You'll need to remember that if words has 7 elements, they are words[0]...words[6]. ie the list index starts at 0
Obviously you haven't been able to run them. How did you try to run them? What went wrong?
If you still can't work it out, a good strategy is to fall back to the answer that has the most in common with the other answers...answer 2 :)
Answer: None are correct. They are all wrong. Presuming to know how many words that should be found is the starting point of why this is wrong.
The point of putting the words you found into a list is so that you can separate the responsibility of finding results to printing them. To decouple them one can't know about the other. More specifically; you don't care how many are in the list, you just need to know how print the list. As such you are really just asking "How do I print a list".

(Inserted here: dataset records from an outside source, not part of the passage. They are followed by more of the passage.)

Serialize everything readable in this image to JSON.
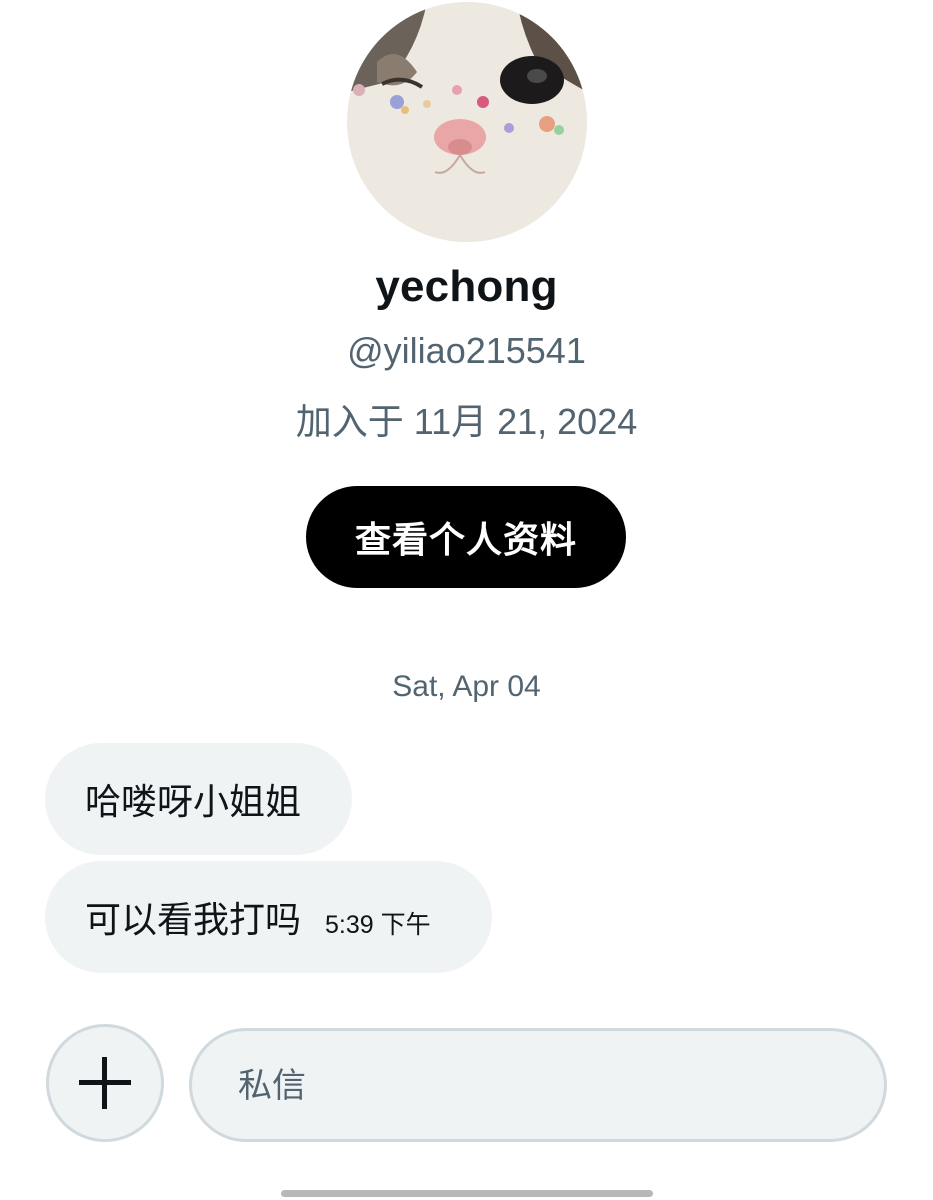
{
  "profile": {
    "display_name": "yechong",
    "handle": "@yiliao215541",
    "joined": "加入于 11月 21, 2024",
    "view_profile_label": "查看个人资料"
  },
  "conversation": {
    "date_separator": "Sat, Apr 04",
    "messages": [
      {
        "text": "哈喽呀小姐姐",
        "time": ""
      },
      {
        "text": "可以看我打吗",
        "time": "5:39 下午"
      }
    ]
  },
  "composer": {
    "placeholder": "私信",
    "value": "",
    "add_icon": "plus-icon"
  },
  "colors": {
    "primary_text": "#0f1419",
    "secondary_text": "#536471",
    "bubble_bg": "#eff3f4",
    "border": "#cfd9de",
    "button_bg": "#000000"
  }
}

Secondly, there is no compiling in python. Have you tried reading http://docs.python.org/2/tutorial/ ?
or http://docs.python.org/3/tutorial/
For code of a correct answer see #enginefree's answer.
Even if you are going to do it the way you are doing it with indexes i would suggest
for i in range(0..MAX_ELEMENTS-1):
print words[i]
I also would strongly discourage use of while loops for a problem with a definite knowable boundary of operations such as iteration over a collection from the outset of the operation. While generally implies changing conditions, unknowable endpoints and the need for custom increment control.